Rebel With a Cause

Learn how to deal with a rebellious child and handle the stress his growing independence brings.

Nov 28, 2012

Ages

11-13

Challenging parental authority and being rebellious are natural parts of growing up. These types of conflicts come thicker and faster at certain stages, the tween years being one of them. Kids this age are starting to figure out what it means to be independent — which in part means differentiating themselves from parents — so don’t be surprised if you find yourself in the line of fire.

 

Source of Discord
Your tween no longer sees you as the fountain of all wisdom. His maturing brain allows him to spot weak arguments, to connect your apparently innocent questions to the motives that may lie behind them, and to produce well-founded replies that make his case stronger. On top of this, tweens are on full alert to detect the merest hint of "babyish" treatment; they’re on constant guard to protect their burgeoning self-respect.
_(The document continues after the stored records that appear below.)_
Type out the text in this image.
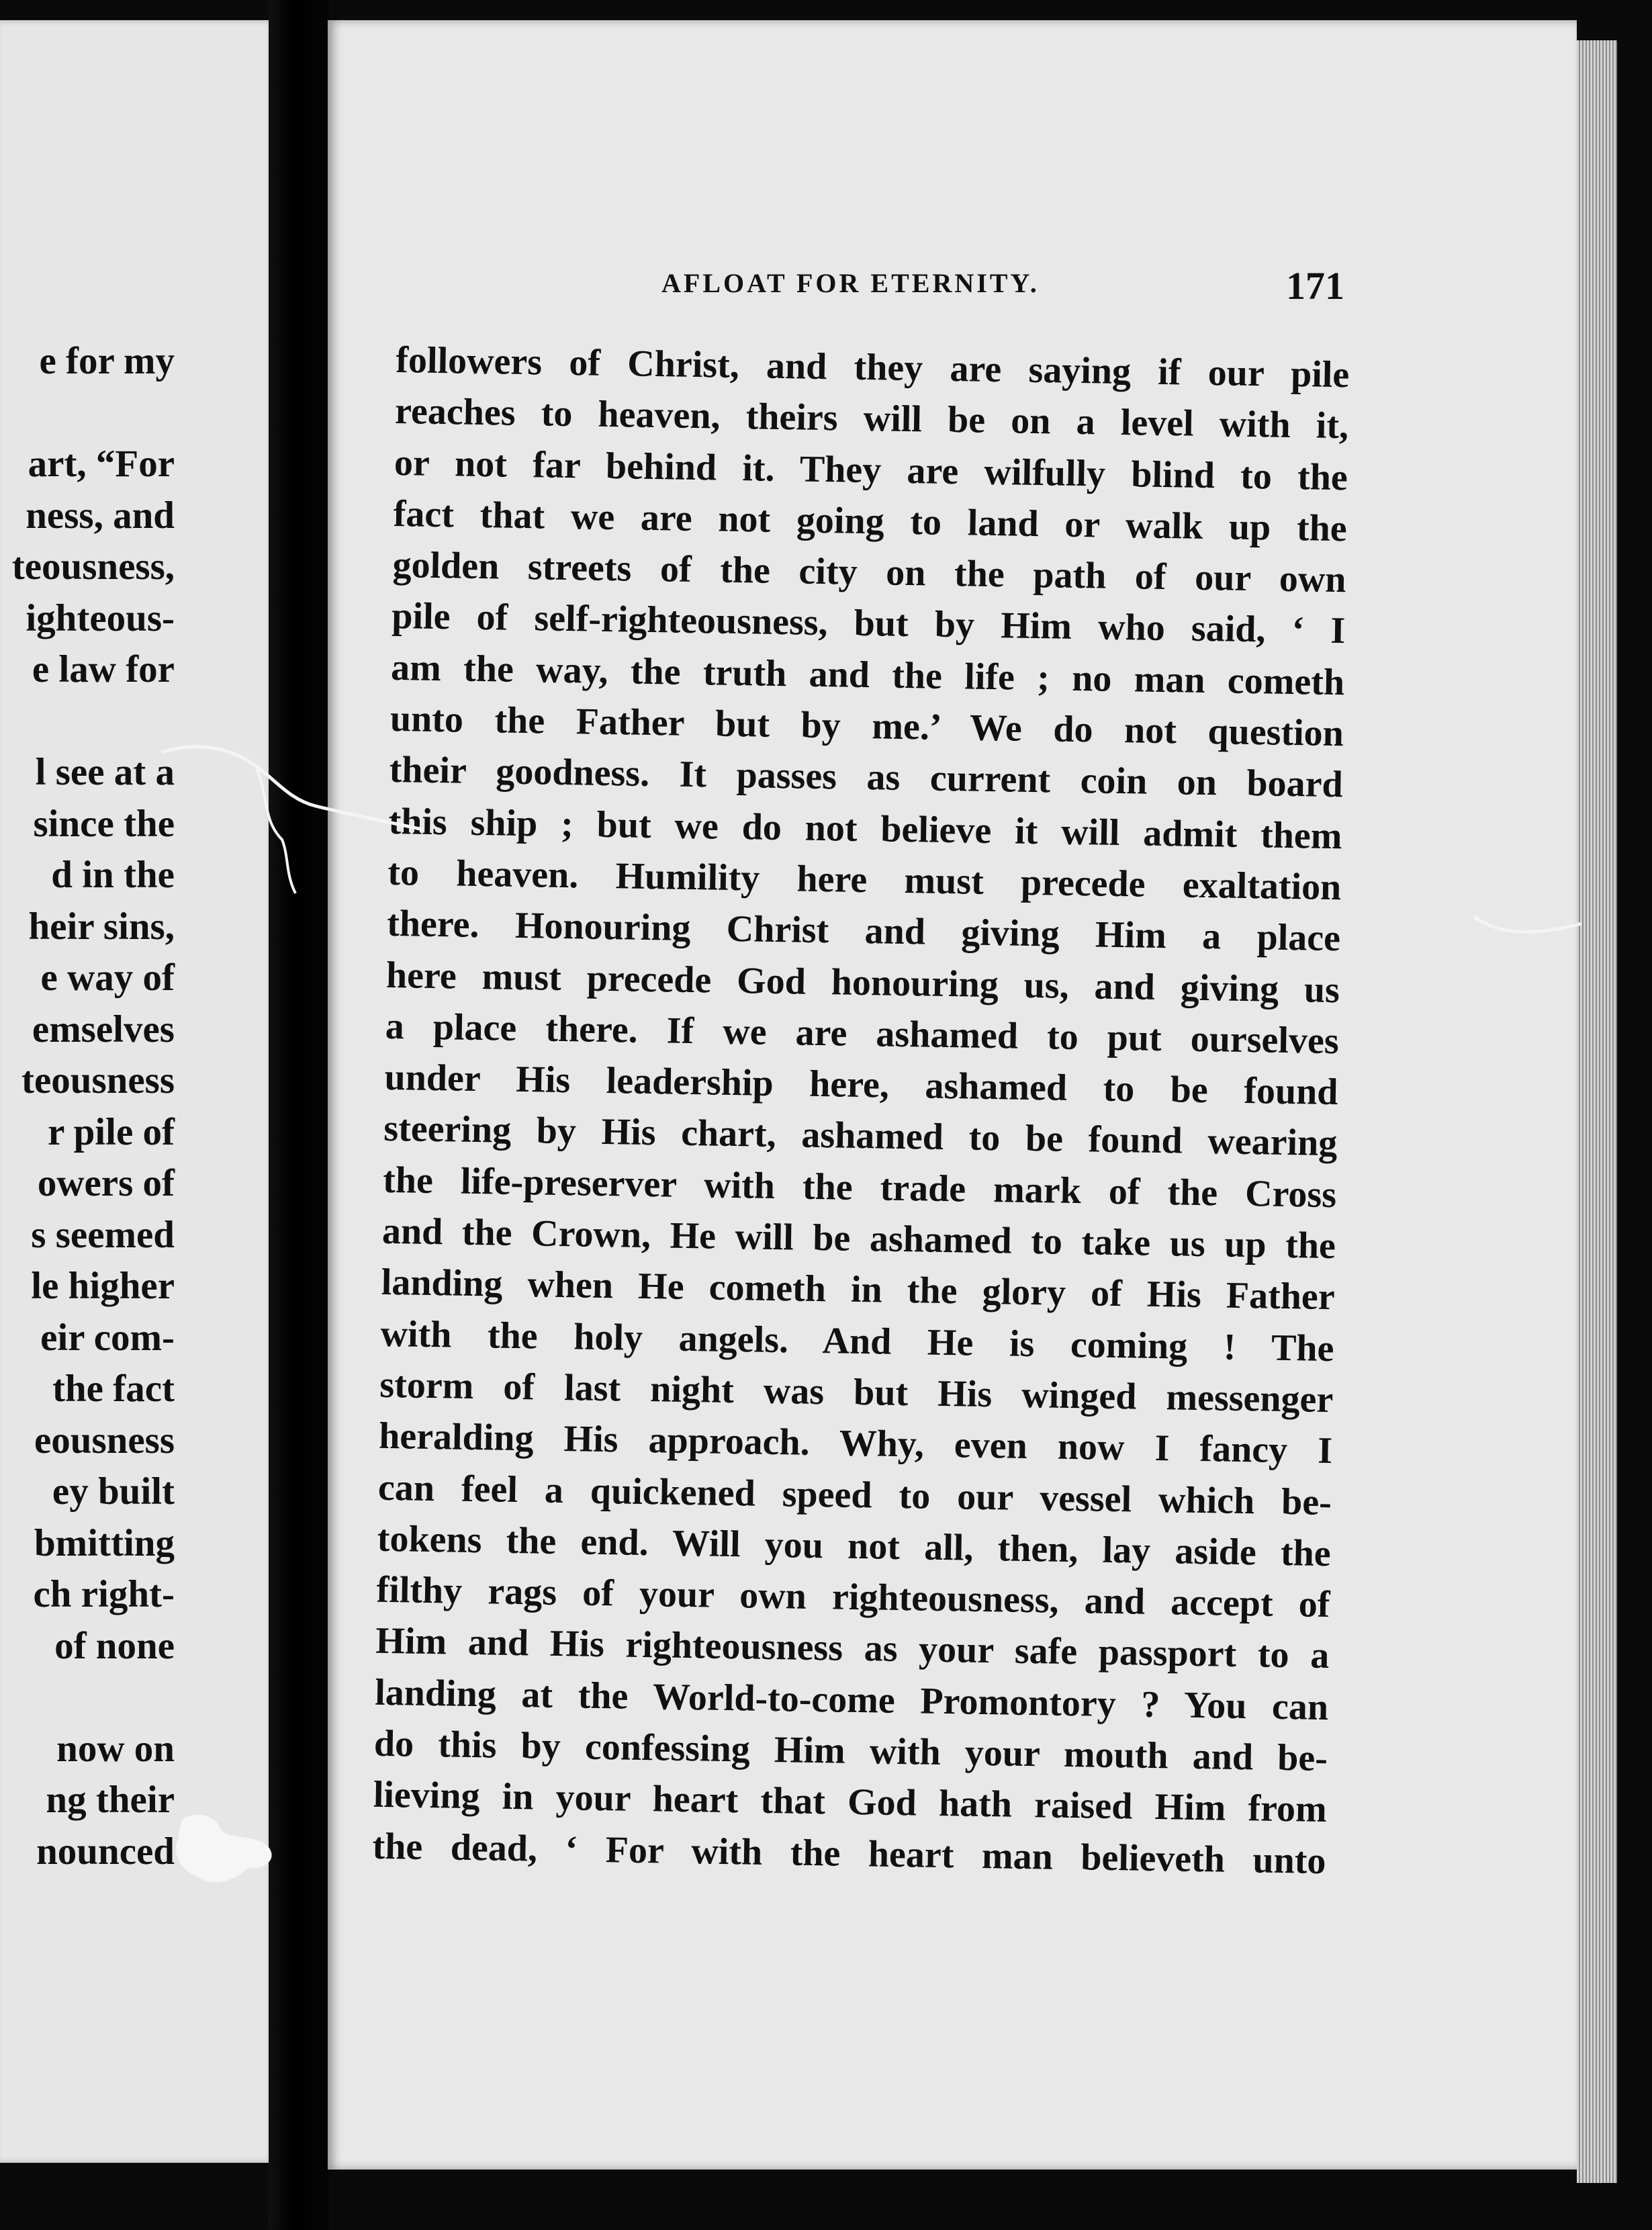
e for my
art, “For
ness, and
teousness,
ighteous-
e law for
l see at a
since the
d in the
heir sins,
e way of
emselves
teousness
r pile of
owers of
s seemed
le higher
eir com-
the fact
eousness
ey built
bmitting
ch right-
of none
now on
ng their
nounced
AFLOAT FOR ETERNITY.	171
followers of Christ, and they are saying if our pile
reaches to heaven, theirs will be on a level with it,
or not far behind it. They are wilfully blind to the
fact that we are not going to land or walk up the
golden streets of the city on the path of our own
pile of self-righteousness, but by Him who said, ‘ I
am the way, the truth and the life ; no man cometh
unto the Father but by me.’ We do not question
their goodness. It passes as current coin on board
this ship ; but we do not believe it will admit them
to heaven. Humility here must precede exaltation
there. Honouring Christ and giving Him a place
here must precede God honouring us, and giving us
a place there. If we are ashamed to put ourselves
under His leadership here, ashamed to be found
steering by His chart, ashamed to be found wearing
the life-preserver with the trade mark of the Cross
and the Crown, He will be ashamed to take us up the
landing when He cometh in the glory of His Father
with the holy angels. And He is coming ! The
storm of last night was but His winged messenger
heralding His approach. Why, even now I fancy I
can feel a quickened speed to our vessel which be-
tokens the end. Will you not all, then, lay aside the
filthy rags of your own righteousness, and accept of
Him and His righteousness as your safe passport to a
landing at the World-to-come Promontory ? You can
do this by confessing Him with your mouth and be-
lieving in your heart that God hath raised Him from
the dead, ‘ For with the heart man believeth unto
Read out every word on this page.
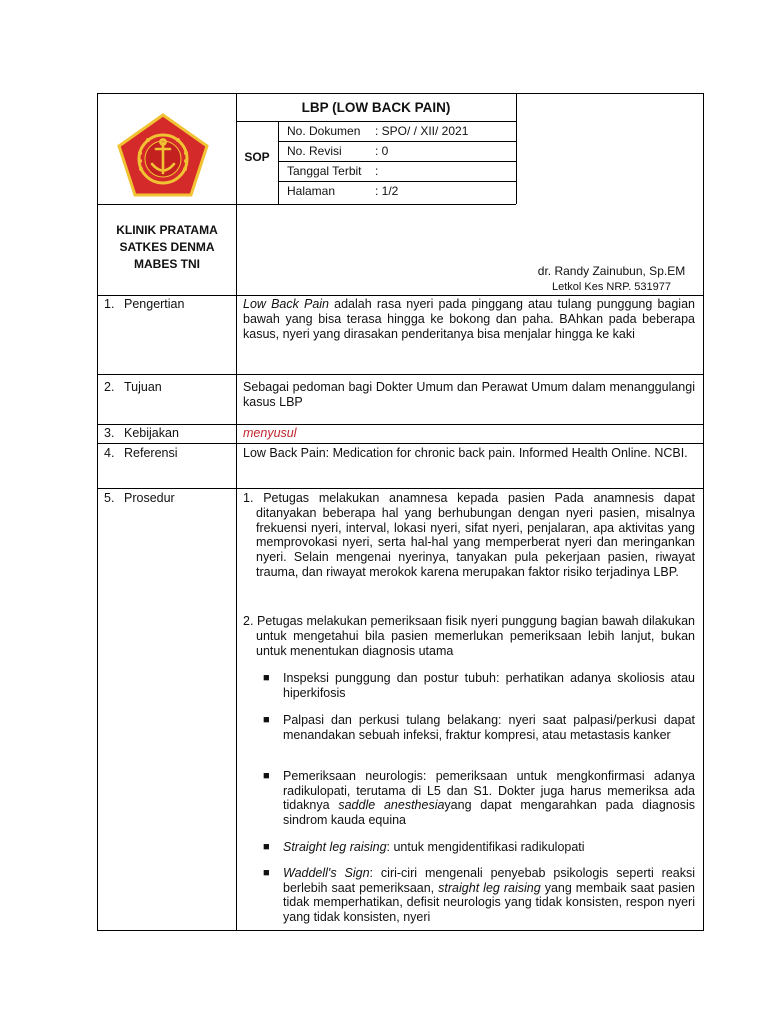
KLINIK PRATAMA
SATKES DENMA
MABES TNI
LBP (LOW BACK PAIN)
SOP
No. Dokumen : SPO/ / XII/ 2021
No. Revisi	: 0
Tanggal Terbit :
Halaman	: 1/2
dr. Randy Zainubun, Sp.EM
Letkol Kes NRP. 531977
1. Pengertian	Low Back Pain adalah rasa nyeri pada pinggang atau tulang punggung bagian bawah yang bisa terasa hingga ke bokong dan paha. BAhkan pada beberapa kasus, nyeri yang dirasakan penderitanya bisa menjalar hingga ke kaki
2. Tujuan	Sebagai pedoman bagi Dokter Umum dan Perawat Umum dalam menanggulangi kasus LBP
3. Kebijakan	menyusul
4. Referensi	Low Back Pain: Medication for chronic back pain. Informed Health Online. NCBI.
5. Prosedur	1. Petugas melakukan anamnesa kepada pasien Pada anamnesis dapat ditanyakan beberapa hal yang berhubungan dengan nyeri pasien, misalnya frekuensi nyeri, interval, lokasi nyeri, sifat nyeri, penjalaran, apa aktivitas yang memprovokasi nyeri, serta hal-hal yang memperberat nyeri dan meringankan nyeri. Selain mengenai nyerinya, tanyakan pula pekerjaan pasien, riwayat trauma, dan riwayat merokok karena merupakan faktor risiko terjadinya LBP.

2. Petugas melakukan pemeriksaan fisik nyeri punggung bagian bawah dilakukan untuk mengetahui bila pasien memerlukan pemeriksaan lebih lanjut, bukan untuk menentukan diagnosis utama

■ Inspeksi punggung dan postur tubuh: perhatikan adanya skoliosis atau hiperkifosis

■ Palpasi dan perkusi tulang belakang: nyeri saat palpasi/perkusi dapat menandakan sebuah infeksi, fraktur kompresi, atau metastasis kanker

■ Pemeriksaan neurologis: pemeriksaan untuk mengkonfirmasi adanya radikulopati, terutama di L5 dan S1. Dokter juga harus memeriksa ada tidaknya saddle anesthesiayang dapat mengarahkan pada diagnosis sindrom kauda equina

■ Straight leg raising: untuk mengidentifikasi radikulopati

■ Waddell's Sign: ciri-ciri mengenali penyebab psikologis seperti reaksi berlebih saat pemeriksaan, straight leg raising yang membaik saat pasien tidak memperhatikan, defisit neurologis yang tidak konsisten, respon nyeri yang tidak konsisten, nyeri
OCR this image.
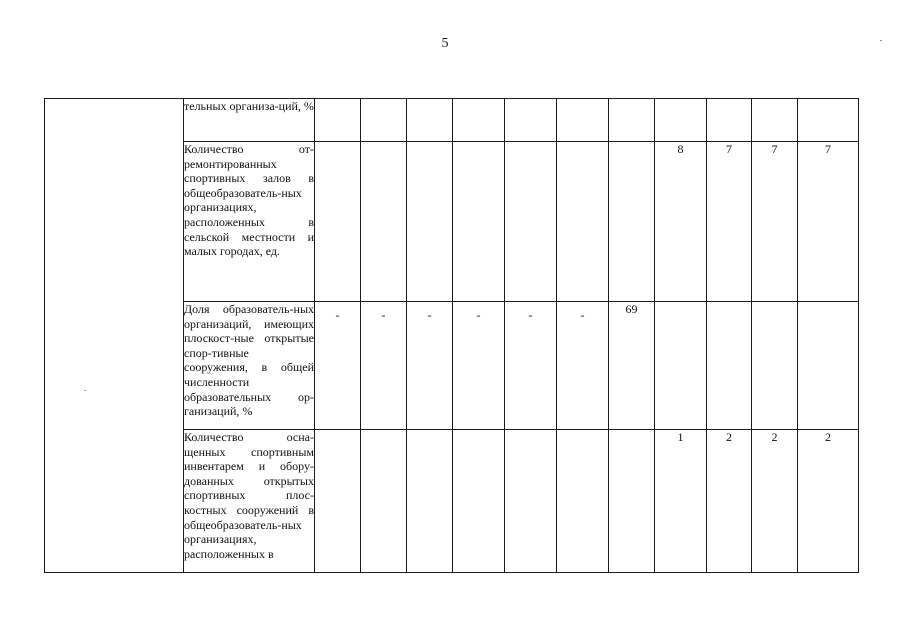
5
	тельных организа-ций, %											
	Количество от-ремонтированных спортивных залов в общеобразователь-ных организациях, расположенных в сельской местности и малых городах, ед.								8	7	7	7
	Доля образователь-ных организаций, имеющих плоскост-ные открытые спор-тивные сооружения, в общей численности образовательных ор-ганизаций, %	-	-	-	-	-	-	69				
	Количество осна-щенных спортивным инвентарем и обору-дованных открытых спортивных плос-костных сооружений в общеобразователь-ных организациях, расположенных в								1	2	2	2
What’s behind her rebellious outbursts isn’t so much anger or hatred as feeling insulted and disrespected — your tween is afraid that you don’t see her maturing, and she wants to be treated with due regard for her new strengths. When she challenges or rebels, she’s also declaring a clear boundary between the two of you; your tween is daring to be different, which takes courage. Here’s how to keep things cool:

  • Don’t take it personally. Try to see the issue from her perspective and appreciate the courage, growing self-knowledge, and confidence behind her combative exterior. Keep things in perspective, and stay calm—you’re the grown-up.

  • Respect her developing reasoning skills. By this age, she deserves to have her reasons and ideas judged fairly, be told why the rules are important in a way she can genuinely understand, and be allowed to challenge your arguments if they seem weak to her.

  • Ask yourself if you need to win every time. Try to understand and, if necessary, compromise if your child has a point so you can both get some of what you want. If you force your way too often, you may lose your authority rather than boost it.

  • If he’d like more freedom, but you think he’s not ready, make sure he gets extra privileges in other areas to recognize his growing sense of maturity.